By applying a text facet, we will notice that there are over 1,030 unique values. This high number is due to OpenRefine treating different sequences of multiple countries as distinct entries. Although if we were to check country representation within our dataset, this would be challenging because the country information is currently stored as arrays.

An ‘Array’ is a data type which can contain a list of values. In OpenRefine an array is represented by the use of square brackets containing a list of values separated by commas.

Arrays can be sorted, de-duplicated, and manipulated in other ways in GREL expressions, but cannot be stored directly in an OpenRefine cell. Arrays in OpenRefine are usually the result of a transformation written with GREL. For example the split function takes a string, and changes it into an array based on a ‘separator’.

In OpenRefine, cells are designed to hold text values—typically strings or single pieces of other data types.
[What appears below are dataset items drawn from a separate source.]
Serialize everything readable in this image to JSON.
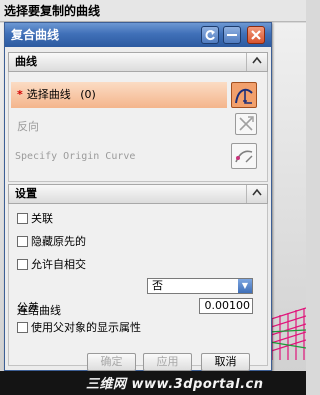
{
  "prompt": {
    "text": "选择要复制的曲线"
  },
  "dialog": {
    "title": "复合曲线",
    "window_buttons": {
      "reset_icon": "reset-icon",
      "minimize_icon": "minus-icon",
      "close_icon": "close-icon"
    },
    "sections": {
      "curve": {
        "title": "曲线",
        "select_curve": {
          "required_mark": "*",
          "label": "选择曲线",
          "count": "(0)",
          "icon": "curve-select-icon"
        },
        "reverse": {
          "label": "反向",
          "icon": "reverse-direction-icon"
        },
        "origin": {
          "label": "Specify Origin Curve",
          "icon": "origin-curve-icon"
        }
      },
      "settings": {
        "title": "设置",
        "checkboxes": [
          {
            "label": "关联",
            "checked": false
          },
          {
            "label": "隐藏原先的",
            "checked": false
          },
          {
            "label": "允许自相交",
            "checked": false
          }
        ],
        "join_curve": {
          "label": "连结曲线",
          "value": "否"
        },
        "tolerance": {
          "label": "公差",
          "value": "0.00100"
        },
        "use_parent_display": {
          "label": "使用父对象的显示属性",
          "checked": false
        }
      }
    },
    "buttons": {
      "ok": "确定",
      "apply": "应用",
      "cancel": "取消"
    }
  },
  "watermark": {
    "text": "三维网 www.3dportal.cn"
  }
}
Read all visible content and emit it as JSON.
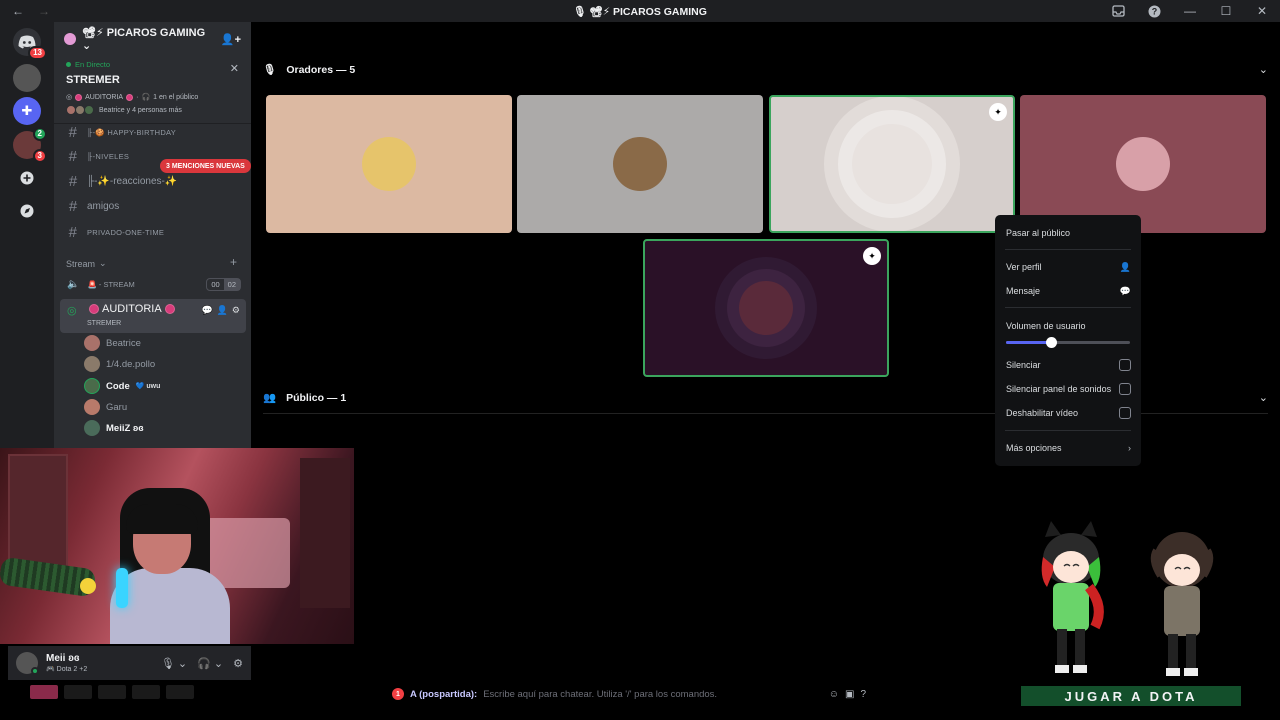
{
  "titlebar": {
    "back": "←",
    "forward": "→",
    "title": "PICAROS GAMING"
  },
  "rail": {
    "badges": [
      "13",
      "2",
      "3"
    ]
  },
  "server": {
    "name": "PICAROS GAMING"
  },
  "live": {
    "status": "En Directo",
    "title": "STREMER",
    "channel": "AUDITORIA",
    "audience": "1 en el público",
    "who": "Beatrice y 4 personas más"
  },
  "channels": [
    {
      "name": "╟-🍪 HAPPY-BIRTHDAY",
      "small": true
    },
    {
      "name": "╟-NIVELES",
      "small": true
    },
    {
      "name": "╟-✨-reacciones-✨",
      "small": false
    },
    {
      "name": "amigos",
      "small": false
    },
    {
      "name": "PRIVADO-ONE-TIME",
      "small": true
    }
  ],
  "mentions_badge": "3 MENCIONES NUEVAS",
  "category": {
    "name": "Stream"
  },
  "stream_channel": {
    "name": "🚨 - STREAM",
    "counter_a": "00",
    "counter_b": "02"
  },
  "auditoria": {
    "name": "AUDITORIA",
    "sub": "STREMER"
  },
  "members": [
    {
      "name": "Beatrice",
      "color": "#a9726a",
      "bold": false,
      "tag": ""
    },
    {
      "name": "1/4.de.pollo",
      "color": "#8a7a6a",
      "bold": false,
      "tag": ""
    },
    {
      "name": "Code",
      "color": "#4a6b4a",
      "bold": true,
      "tag": "💙 uwu"
    },
    {
      "name": "Garu",
      "color": "#b87a6a",
      "bold": false,
      "tag": ""
    },
    {
      "name": "MeiiZ ʚɞ",
      "color": "#4a6b5a",
      "bold": true,
      "tag": ""
    }
  ],
  "stage": {
    "speakers_label": "Oradores — 5",
    "audience_label": "Público — 1"
  },
  "tiles": [
    {
      "bg": "#dcb9a2",
      "avatar": "#e6c46b",
      "speaking": false,
      "mod": false
    },
    {
      "bg": "#acaaa9",
      "avatar": "#8a6a48",
      "speaking": false,
      "mod": false
    },
    {
      "bg": "#d6cfcc",
      "avatar": "#e8e2df",
      "speaking": true,
      "mod": true
    },
    {
      "bg": "#8a4a55",
      "avatar": "#d8a0a8",
      "speaking": false,
      "mod": false
    },
    {
      "bg": "#2a1127",
      "avatar": "#5a2a3a",
      "speaking": true,
      "mod": true
    }
  ],
  "context_menu": {
    "move_to_audience": "Pasar al público",
    "view_profile": "Ver perfil",
    "message": "Mensaje",
    "volume_label": "Volumen de usuario",
    "volume_value": 0.36,
    "mute": "Silenciar",
    "mute_soundboard": "Silenciar panel de sonidos",
    "disable_video": "Deshabilitar vídeo",
    "more_options": "Más opciones"
  },
  "user": {
    "name": "Meii ʚɞ",
    "status": "🎮 Dota 2 +2"
  },
  "chat": {
    "badge": "1",
    "user": "A (pospartida):",
    "placeholder": "Escribe aquí para chatear. Utiliza '/' para los comandos."
  },
  "banner": {
    "text": "JUGAR A DOTA"
  }
}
Arrays, which are structured collections of multiple values, cannot appear directly in a cell as an actual data type. Instead, if a cell appears to contain multiple items (like a list of countries), it’s usually represented as a string with a delimiter, here expressed as commas.
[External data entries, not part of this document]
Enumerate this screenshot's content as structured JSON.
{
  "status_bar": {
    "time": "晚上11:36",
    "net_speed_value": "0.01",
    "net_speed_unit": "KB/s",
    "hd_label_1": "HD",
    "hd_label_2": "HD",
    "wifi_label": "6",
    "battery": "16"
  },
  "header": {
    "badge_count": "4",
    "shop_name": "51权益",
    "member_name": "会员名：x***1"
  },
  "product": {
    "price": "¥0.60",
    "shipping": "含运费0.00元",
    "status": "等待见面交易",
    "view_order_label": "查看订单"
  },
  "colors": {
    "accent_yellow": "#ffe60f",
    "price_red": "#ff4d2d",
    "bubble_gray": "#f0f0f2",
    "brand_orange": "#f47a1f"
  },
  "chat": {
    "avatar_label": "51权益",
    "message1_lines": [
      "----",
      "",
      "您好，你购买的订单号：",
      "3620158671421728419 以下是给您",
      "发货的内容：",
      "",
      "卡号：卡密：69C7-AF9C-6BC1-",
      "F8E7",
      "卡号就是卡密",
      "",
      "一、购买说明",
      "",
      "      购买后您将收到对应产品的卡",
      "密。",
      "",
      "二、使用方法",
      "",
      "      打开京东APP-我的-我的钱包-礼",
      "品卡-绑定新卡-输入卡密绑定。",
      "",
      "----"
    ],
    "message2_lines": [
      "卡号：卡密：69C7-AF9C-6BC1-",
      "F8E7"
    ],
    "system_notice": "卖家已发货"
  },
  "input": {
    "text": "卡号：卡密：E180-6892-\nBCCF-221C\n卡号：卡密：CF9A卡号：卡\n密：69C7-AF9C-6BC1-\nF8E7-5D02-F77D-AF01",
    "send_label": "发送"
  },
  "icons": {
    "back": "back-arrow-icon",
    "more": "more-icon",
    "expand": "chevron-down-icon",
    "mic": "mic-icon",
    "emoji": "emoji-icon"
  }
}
To work with these values individually, you often need to split the string into separate parts using a transformation function like split(), which temporarily treats the cell content as an array for processing purposes.

Let’s break down the approach for transforming the data, starting with replacements and then splitting arrays into individual elements. Our goal is to organize the information in a way that makes it easier to identify the top three countries leading the most productions in our dataset.

Keep in mind that for rows listing two or more countries, the countries are ordered by their significance in the production—not alphabetically.

While arrays are not necessarily messy data, we can apply GREL to separate pieces of information to facilitate data analysis. But first, let’s ensure we make a copy of the country column and name it countries.

From now on, we will continue working with the “country” column and live “countries” with the array. For the column “country” our task will be to extract only the first value in the array.

First, let’s ensure we remove both square brackets…

value.replace('[', "").replace(']', "")

But wait, we still have single quotes to remove…so let’s try:

value.replace("'", "")

And finally, we would ask to only keep the first country listed.

value.split(",")[0]

That’s right! The first position starts at 0 not 1.

We employed a three-step approach to accomplish that, though these steps could also be consolidated into a single, more streamlined expression.

value.replace("[", "").replace("]", "").replace("'", "").split(",")[0]

Based on this new column, which three countries lead in production across the streaming services in our dataset? If you answered the USA (US), India (IN), and Great Britain (GB), you’re absolutely right!

Now, let’s perform a similar transformation on the genre column and answer? What are the three most common leading genres in this dataset?

If you were paying close attention to the earlier tip, this should’ve been a breeze! That’s because there was no need to retype the expression—you could simply reuse it. As a result, the top three genres are Drama, Comedy, and Documentary.

Before we move on to the next episode, there’s one more important step to cover: data documentation. Since we’ve added new columns to our dataset, it’s essential that we update our documentation accordingly. This ensures that anyone working with the data—now or in the future—can easily understand what each column represents, how it was created, and why it’s relevant. Proper documentation keeps your project organized, reproducible, and easier to maintain.

Thankfully, OpenRefine supports reproducibility by keeping a detailed history of every transformation you apply—making it easy to trace, review, or reapply steps. In the next episode, we’ll explore how to export and share your data cleaning workflow so that anyone can reproduce the exact same process with just a few clicks.